On 08/25/2015 11:02 AM, Daniel Vetter wrote:
On Mon, Aug 24, 2015 at 04:52:13PM +0100, Daniel Stone wrote:
Hi Thomas,
On 24 August 2015 at 10:50, Thomas Hellstrom thomas@shipmail.org wrote:
In any case, Ideally I'd want the struct dma_buf_sync look something like
enum dma_buf_sync_flags { DMA_BUF_SYNC_READ = (1 << 0), DMA_BUF_SYNC_WRITE = (2 << 0), DMA_BUF_SYNC_RW = (3 << 0), DMA_BUF_SYNC_START = (0 << 2), DMA_BUF_SYNC_END = (1 << 2),
DMA_BUF_SYNC_VALID_FLAGS_MASK = DMA_BUF_SYNC_RW | DMA_BUF_SYNC_END
};
/* begin/end dma-buf functions used for userspace mmap. */ struct dma_buf_sync { enum dma_buf_sync_flags flags; __u64 x; __u64 width;
/* 2D Sync parameters */ __u64 stride; __u64 y; __u64 height;
}
So again, why use a 2D sync in the first place when it's probably possible to batch 1D syncs in the driver? It all boils down to the number of syscalls required, and also the fact that it's probably not trivial to batch sync calls in the read-write case. One can, again, argue that there might be 3D cases or other obscure sync cases, but in that case, let's implement them in the future if the overhead becomes unbearable. If the sync mechanism gets established as mandatory, the problem will solve itself. And at least now we cover the most common case and we don't need to add a new multiplexing mechanism in the sync IOCTL since we already have one in the IOCTL mechanism. We can simply add a new sync IOCTL for new obscure sync cases if desired.
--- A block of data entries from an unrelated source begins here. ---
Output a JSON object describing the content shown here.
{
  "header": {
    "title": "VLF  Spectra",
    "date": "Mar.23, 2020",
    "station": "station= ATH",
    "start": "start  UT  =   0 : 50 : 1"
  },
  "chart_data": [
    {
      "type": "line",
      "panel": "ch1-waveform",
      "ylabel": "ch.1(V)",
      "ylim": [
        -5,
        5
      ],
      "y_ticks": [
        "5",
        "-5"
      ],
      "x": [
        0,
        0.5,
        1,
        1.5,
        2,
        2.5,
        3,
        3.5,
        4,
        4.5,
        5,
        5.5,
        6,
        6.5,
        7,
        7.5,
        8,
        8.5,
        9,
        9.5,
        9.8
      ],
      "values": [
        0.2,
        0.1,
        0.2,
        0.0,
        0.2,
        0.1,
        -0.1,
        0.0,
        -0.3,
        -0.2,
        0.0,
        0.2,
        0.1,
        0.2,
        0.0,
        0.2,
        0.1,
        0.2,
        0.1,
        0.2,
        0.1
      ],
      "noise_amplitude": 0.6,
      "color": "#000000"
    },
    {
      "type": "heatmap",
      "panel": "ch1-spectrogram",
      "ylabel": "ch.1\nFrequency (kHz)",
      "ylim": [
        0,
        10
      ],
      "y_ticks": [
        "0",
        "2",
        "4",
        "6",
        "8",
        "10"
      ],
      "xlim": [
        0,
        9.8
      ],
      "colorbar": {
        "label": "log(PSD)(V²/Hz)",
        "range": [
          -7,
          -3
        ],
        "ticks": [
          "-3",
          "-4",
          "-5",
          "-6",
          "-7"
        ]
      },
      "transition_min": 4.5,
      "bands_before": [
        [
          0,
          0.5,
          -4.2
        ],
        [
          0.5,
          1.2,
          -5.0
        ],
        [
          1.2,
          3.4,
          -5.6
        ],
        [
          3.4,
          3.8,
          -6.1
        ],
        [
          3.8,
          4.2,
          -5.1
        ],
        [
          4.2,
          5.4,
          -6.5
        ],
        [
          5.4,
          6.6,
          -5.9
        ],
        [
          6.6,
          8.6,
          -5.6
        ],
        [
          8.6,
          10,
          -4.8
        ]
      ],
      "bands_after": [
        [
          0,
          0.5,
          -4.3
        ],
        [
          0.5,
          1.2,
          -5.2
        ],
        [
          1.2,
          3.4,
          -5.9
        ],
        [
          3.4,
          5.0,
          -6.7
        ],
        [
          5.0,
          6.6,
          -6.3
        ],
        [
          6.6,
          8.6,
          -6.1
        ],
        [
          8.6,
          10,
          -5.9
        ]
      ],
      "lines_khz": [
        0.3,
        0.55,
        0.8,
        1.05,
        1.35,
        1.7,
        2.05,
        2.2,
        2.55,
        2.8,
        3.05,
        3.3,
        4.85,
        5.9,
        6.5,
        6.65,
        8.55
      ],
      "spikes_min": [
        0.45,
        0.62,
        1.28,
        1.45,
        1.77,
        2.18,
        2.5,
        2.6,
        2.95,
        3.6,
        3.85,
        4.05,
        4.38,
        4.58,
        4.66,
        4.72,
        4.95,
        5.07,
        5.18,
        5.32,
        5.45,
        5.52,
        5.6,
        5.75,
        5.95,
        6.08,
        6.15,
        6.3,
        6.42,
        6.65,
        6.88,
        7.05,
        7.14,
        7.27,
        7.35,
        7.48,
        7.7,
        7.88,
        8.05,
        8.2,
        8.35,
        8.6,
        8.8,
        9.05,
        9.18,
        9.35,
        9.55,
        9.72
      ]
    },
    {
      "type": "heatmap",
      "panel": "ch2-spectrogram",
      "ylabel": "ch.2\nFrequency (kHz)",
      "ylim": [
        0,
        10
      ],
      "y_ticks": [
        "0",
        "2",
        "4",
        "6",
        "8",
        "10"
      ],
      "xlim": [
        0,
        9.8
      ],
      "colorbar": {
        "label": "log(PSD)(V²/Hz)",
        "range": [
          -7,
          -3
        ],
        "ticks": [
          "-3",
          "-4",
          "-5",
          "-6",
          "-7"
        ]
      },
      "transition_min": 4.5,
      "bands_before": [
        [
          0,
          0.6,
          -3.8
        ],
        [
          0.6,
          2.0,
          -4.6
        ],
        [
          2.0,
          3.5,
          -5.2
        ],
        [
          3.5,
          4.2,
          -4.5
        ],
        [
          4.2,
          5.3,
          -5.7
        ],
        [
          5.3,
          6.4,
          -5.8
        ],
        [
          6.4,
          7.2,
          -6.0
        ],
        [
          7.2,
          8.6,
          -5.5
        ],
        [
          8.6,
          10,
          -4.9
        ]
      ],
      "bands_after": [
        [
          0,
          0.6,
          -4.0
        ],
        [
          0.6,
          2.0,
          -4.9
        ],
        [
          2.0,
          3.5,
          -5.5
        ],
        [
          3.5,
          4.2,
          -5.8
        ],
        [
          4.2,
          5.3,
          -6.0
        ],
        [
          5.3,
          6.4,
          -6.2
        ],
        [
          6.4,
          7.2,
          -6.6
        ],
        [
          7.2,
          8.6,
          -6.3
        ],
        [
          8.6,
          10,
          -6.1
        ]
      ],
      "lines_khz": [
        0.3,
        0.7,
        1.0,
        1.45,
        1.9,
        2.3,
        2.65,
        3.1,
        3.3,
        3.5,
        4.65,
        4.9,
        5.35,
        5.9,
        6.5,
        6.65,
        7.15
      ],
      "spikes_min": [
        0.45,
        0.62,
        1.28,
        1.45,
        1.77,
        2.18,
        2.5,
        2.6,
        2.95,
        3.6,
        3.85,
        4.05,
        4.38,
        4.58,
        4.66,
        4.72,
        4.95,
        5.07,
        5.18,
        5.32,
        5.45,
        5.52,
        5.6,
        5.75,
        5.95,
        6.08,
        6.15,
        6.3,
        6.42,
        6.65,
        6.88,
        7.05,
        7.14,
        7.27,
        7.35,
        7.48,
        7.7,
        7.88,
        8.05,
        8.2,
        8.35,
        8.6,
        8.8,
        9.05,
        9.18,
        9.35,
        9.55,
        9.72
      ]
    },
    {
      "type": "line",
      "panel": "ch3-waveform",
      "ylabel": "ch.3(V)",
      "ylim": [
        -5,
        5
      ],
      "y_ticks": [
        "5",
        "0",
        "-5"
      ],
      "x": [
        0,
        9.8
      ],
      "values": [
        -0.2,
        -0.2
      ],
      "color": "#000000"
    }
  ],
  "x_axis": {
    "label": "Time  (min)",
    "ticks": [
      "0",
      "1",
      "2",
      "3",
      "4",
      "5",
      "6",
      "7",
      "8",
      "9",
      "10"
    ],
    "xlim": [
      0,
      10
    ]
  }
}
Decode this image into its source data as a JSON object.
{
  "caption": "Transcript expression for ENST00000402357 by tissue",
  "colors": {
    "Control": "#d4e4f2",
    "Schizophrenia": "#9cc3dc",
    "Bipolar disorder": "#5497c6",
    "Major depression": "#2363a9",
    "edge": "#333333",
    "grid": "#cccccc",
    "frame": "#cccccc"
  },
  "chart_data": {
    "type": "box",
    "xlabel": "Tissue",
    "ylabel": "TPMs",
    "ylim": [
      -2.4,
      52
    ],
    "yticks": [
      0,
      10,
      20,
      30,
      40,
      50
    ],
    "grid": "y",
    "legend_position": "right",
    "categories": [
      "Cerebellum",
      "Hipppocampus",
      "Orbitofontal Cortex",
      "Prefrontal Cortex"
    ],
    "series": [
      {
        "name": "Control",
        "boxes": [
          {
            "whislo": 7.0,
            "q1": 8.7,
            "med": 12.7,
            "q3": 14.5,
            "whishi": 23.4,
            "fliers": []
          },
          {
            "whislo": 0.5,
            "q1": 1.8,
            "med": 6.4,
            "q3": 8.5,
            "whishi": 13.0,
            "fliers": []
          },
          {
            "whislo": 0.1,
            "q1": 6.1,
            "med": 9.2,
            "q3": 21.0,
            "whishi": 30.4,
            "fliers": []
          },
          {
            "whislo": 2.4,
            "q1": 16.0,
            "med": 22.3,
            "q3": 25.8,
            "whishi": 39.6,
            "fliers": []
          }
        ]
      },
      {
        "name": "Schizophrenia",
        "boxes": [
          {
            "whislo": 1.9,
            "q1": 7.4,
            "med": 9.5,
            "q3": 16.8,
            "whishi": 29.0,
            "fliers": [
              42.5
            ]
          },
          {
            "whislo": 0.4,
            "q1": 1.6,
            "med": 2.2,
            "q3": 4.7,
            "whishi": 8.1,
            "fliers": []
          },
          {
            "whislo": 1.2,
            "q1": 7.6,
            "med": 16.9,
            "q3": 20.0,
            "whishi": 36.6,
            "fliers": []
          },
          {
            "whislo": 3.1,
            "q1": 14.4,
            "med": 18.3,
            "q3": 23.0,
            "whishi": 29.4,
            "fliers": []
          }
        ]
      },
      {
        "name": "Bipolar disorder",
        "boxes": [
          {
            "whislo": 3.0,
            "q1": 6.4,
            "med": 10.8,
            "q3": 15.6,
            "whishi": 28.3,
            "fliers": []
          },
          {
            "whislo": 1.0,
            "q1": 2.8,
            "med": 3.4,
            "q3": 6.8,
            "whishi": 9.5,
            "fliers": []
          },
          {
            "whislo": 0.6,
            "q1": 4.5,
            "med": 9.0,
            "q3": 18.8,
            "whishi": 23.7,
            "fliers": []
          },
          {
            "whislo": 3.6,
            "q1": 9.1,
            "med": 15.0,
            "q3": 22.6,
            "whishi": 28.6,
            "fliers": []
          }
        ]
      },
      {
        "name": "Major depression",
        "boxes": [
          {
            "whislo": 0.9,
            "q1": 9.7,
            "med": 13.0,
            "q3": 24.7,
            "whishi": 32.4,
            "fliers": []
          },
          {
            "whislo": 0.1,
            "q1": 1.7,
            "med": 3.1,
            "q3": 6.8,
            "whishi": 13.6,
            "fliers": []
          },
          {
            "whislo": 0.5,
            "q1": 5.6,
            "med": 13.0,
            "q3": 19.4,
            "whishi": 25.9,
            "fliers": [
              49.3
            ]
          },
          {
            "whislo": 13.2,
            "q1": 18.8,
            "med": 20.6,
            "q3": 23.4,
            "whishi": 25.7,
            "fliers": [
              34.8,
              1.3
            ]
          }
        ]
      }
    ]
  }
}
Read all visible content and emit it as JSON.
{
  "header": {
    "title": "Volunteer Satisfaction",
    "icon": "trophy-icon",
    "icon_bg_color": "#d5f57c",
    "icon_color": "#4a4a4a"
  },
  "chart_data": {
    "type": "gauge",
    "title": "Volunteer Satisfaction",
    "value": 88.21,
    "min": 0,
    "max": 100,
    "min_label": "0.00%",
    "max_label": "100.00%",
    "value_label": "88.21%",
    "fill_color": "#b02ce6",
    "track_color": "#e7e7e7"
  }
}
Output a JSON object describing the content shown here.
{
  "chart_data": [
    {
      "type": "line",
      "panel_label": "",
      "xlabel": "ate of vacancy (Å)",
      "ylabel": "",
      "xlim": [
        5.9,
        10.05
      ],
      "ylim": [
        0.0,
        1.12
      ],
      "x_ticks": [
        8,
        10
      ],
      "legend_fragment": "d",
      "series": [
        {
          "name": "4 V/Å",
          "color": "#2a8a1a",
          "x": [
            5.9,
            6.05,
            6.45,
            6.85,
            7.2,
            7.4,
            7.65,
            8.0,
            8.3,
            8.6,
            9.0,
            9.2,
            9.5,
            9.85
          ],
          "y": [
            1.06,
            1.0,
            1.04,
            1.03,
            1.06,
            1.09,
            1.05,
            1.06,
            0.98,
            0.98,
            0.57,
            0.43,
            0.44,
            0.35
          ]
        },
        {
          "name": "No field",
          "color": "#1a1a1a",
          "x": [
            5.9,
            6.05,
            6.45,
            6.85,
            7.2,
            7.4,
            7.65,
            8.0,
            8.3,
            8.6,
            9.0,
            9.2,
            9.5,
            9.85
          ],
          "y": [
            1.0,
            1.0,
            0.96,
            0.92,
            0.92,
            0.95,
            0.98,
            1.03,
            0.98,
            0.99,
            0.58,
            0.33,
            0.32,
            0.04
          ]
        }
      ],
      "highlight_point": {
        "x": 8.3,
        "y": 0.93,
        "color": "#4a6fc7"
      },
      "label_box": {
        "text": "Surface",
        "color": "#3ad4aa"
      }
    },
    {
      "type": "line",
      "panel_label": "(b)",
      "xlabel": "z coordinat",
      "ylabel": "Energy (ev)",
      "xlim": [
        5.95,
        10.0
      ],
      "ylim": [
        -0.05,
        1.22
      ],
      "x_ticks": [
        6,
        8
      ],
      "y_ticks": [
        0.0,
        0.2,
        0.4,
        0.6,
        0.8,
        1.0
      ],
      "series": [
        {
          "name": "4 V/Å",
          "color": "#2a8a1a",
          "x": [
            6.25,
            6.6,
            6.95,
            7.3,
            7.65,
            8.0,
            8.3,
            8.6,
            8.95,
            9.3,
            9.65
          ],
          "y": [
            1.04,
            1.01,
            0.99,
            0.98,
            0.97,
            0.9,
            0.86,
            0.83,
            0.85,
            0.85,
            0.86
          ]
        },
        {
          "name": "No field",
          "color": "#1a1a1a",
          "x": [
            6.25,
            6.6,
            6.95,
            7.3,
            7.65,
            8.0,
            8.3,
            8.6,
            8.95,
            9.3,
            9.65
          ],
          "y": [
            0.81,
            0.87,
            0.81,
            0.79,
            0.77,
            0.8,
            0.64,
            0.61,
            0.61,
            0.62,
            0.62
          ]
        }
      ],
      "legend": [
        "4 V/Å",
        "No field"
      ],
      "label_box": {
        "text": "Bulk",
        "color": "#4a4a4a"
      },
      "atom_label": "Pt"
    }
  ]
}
I still don't think this ameliorates the need for batching: consider the case where you update two disjoint screen regions and want them both flushed. Either you issue two separate sync calls (which can be disadvantageous performance-wise on some hardware / setups), or you accumulate the regions and only flush later. So either two ioctls (one in the style of dirtyfb and one to perform the sync/flush; you can shortcut to assume the full buffer was damaged if the former is missing), or one like this:
struct dma_buf_sync_2d { enum dma_buf_sync_flags flags;
__u64 stride_bytes; __u32 bytes_per_pixel; __u32 num_regions; struct { __u64 x; __u64 y; __u64 width; __u64 height; } regions[];
};
I really feel like any kind of multi-range flush interface is feature bloat, and if we do it then we should only do it later on when there's a clear need for it.
IMO all the use-cases so far that wanted to do this have been 2D updates. and having only a 1D sync will most probably scare people away from this interface.
Afaiui dma-buf mmap will mostly be used for up/downloads, which means there will be some explicit copy involved somewhere anyway. So similar to userptr usage. And for those most often you just slurp in a linear block and then let the blitter rearrange it, at least on i915.
Also thus far the consensus was that dma-buf doesn't care/know about content layout, adding strides/bytes/whatever does bend this quite a bit.
I think with a 2D interface, the stride only applies to the sync operation itself and is only a parameter for that sync operation. Whether we should have multiple regions or not is not a big deal for me, but I think at least a 2D sync is crucial.
And finally if we concentrate on the simple-case of one byte range we can focus the discussion on correctness, which imo is the important bit here really.
If we only focus on correctness there are other ways to do this without a sync: We can DMA based on accessed and dirty pages, but performance will crawl, so IMO the sync interface is purely for performance...
-Daniel
Thanks, Thomas